Zusammenfassung
In Deutschland fehlen bisher empirische Daten zum Thema „geistige Behinderung und Demenz“. Ziel der vorliegenden Befragung war es, aktuelle Daten über Demenz bei geistig behinderten Menschen zu erheben. Dabei sollte u. a. den Fragen nachgegangen werden, wie viele geistig behinderte Menschen an Demenz erkrankt sind, welche Schwierigkeiten bei der Demenzdiagnostik auftreten und welche Herausforderungen in den nächsten Jahren auf die Behinderteneinrichtungen zukommen. Die Befragung, an der sich 45 Einrichtungen der Behindertenhilfe beteiligten, ergab, dass bei geistig behinderten Menschen Demenz gehäuft in der 5. Lebensdekade auftritt. Standardisierte Diagnostikinstrumente finden in Einrichtungen der Behindertenhilfe kaum Anwendung. Die Verhaltensbeobachtung der Betreuer spielt bei der Demenzdiagnostik eine zentrale Rolle, da ein großer Teil der Bewohner nicht sprechen kann bzw. aufgrund der Intelligenzminderung nicht über Introspektionsfähigkeit verfügt. Für demenziell erkrankte Menschen gibt es in Behinderteneinrichtungen generell nur wenige spezielle zielgruppenspezifische Angebote im Wohn- und Freizeitbereich.
Abstract
No empirical data about the topic “Mental Disability and Dementia” in Germany exist. The aim of this survey was to obtain current data about mentally disabled people with dementia.
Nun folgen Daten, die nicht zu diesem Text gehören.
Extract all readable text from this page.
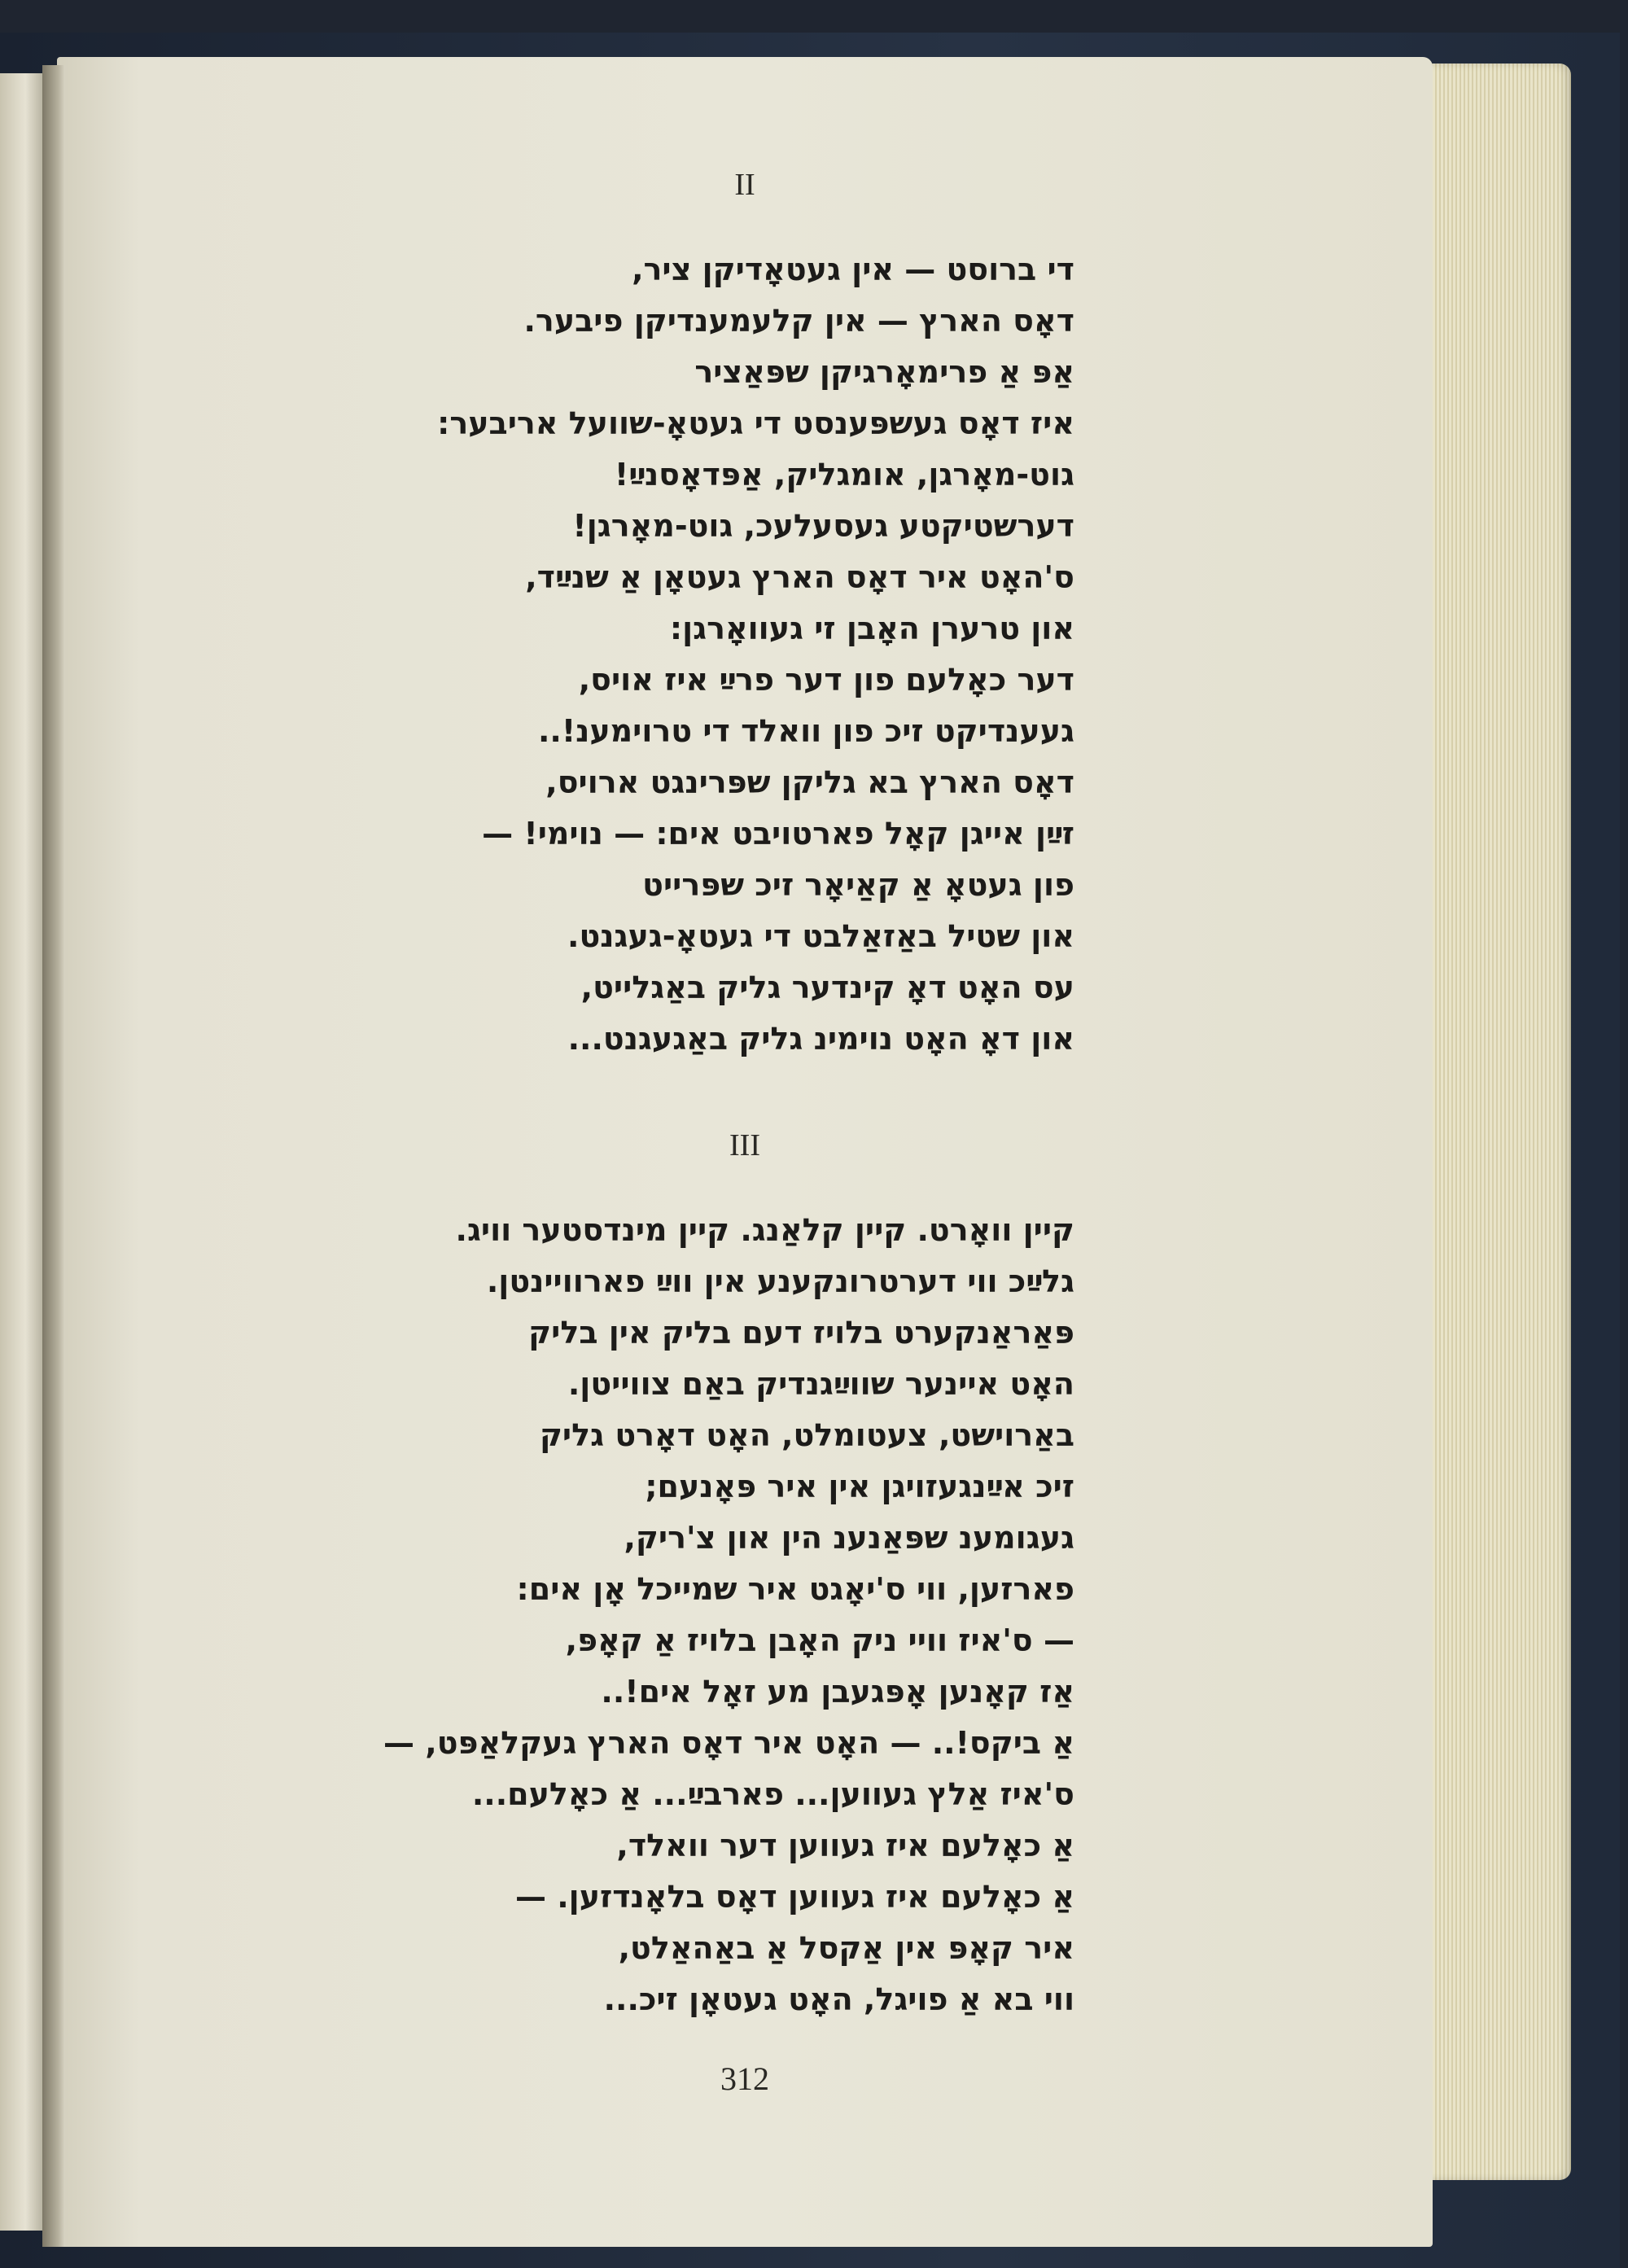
II
די ברוסט — אין געטאָדיקן ציר,
דאָס הארץ — אין קלעמענדיקן פיבער.
אַפּ אַ פרימאָרגיקן שפּאַציר
איז דאָס געשפּענסט די געטאָ-שוועל אריבער:
גוט-מאָרגן, אומגליק, אַפּדאָסנײַ!
דערשטיקטע געסעלעכ, גוט-מאָרגן!
ס'האָט איר דאָס הארץ געטאָן אַ שנײַד,
און טרערן האָבן זי געוואָרגן:
דער כאָלעם פון דער פרײַ איז אויס,
געענדיקט זיכ פון וואלד די טרוימענ!..
דאָס הארץ בא גליקן שפּרינגט ארויס,
זײַן אייגן קאָל פארטויבט אים: — נוימי! —
פון געטאָ אַ קאַיאָר זיכ שפּרייט
און שטיל באַזאַלבט די געטאָ-געגנט.
עס האָט דאָ קינדער גליק באַגלייט,
און דאָ האָט נוימינ גליק באַגעגנט...
III
קיין וואָרט. קיין קלאַנג. קיין מינדסטער וויג.
גלײַכ ווי דערטרונקענע אין ווײַ פארוויינטן.
פּאַראַנקערט בלויז דעם בליק אין בליק
האָט איינער שווײַגנדיק באַם צווייטן.
באַרוישט, צעטומלט, האָט דאָרט גליק
זיכ אײַנגעזויגן אין איר פּאָנעם;
געגומענ שפּאַנענ הין און צ'ריק,
פארזען, ווי ס'יאָגט איר שמייכל אָן אים:
— ס'איז וויי ניק האָבן בלויז אַ קאָפּ,
אַז קאָנען אָפּגעבן מע זאָל אים!..
אַ ביקס!.. — האָט איר דאָס הארץ געקלאַפּט, —
ס'איז אַלץ געווען... פארבײַ... אַ כאָלעם...
אַ כאָלעם איז געווען דער וואלד,
אַ כאָלעם איז געווען דאָס בלאָנדזען. —
איר קאָפּ אין אַקסל אַ באַהאַלט,
ווי בא אַ פויגל, האָט געטאָן זיכ...
312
Therefore, the following questions need to be clarified: how many mentally disabled people are affected with dementia, which difficulties occur regarding the diagnosis of dementia and what challenges have to be solved in upcoming years. In all, 45 organisations for the mentally disabled took part in the survey, showing that dementia amongst people with mental disabilities appeared largely starting at the age of 50. Standardized diagnostics are seldom used by these organisations. Instead, observation of behaviour by care attendants plays a central role, due to the fact that speaking and introspection are not possible for a majority of the patients. In general, institutions for people with mental disabilities do not have specific offers for people with dementia, occasionally there are offers regarding their living situation and free time activities.
Notes
Hilfebedarf von Menschen mit Behinderungen im Bereich Wohnen (HMB-W)/Hilfebedarf von Menschen mit Behinderungen im Bereich „Gestaltung des Tages“ (HMB-T) in Niedersachsen.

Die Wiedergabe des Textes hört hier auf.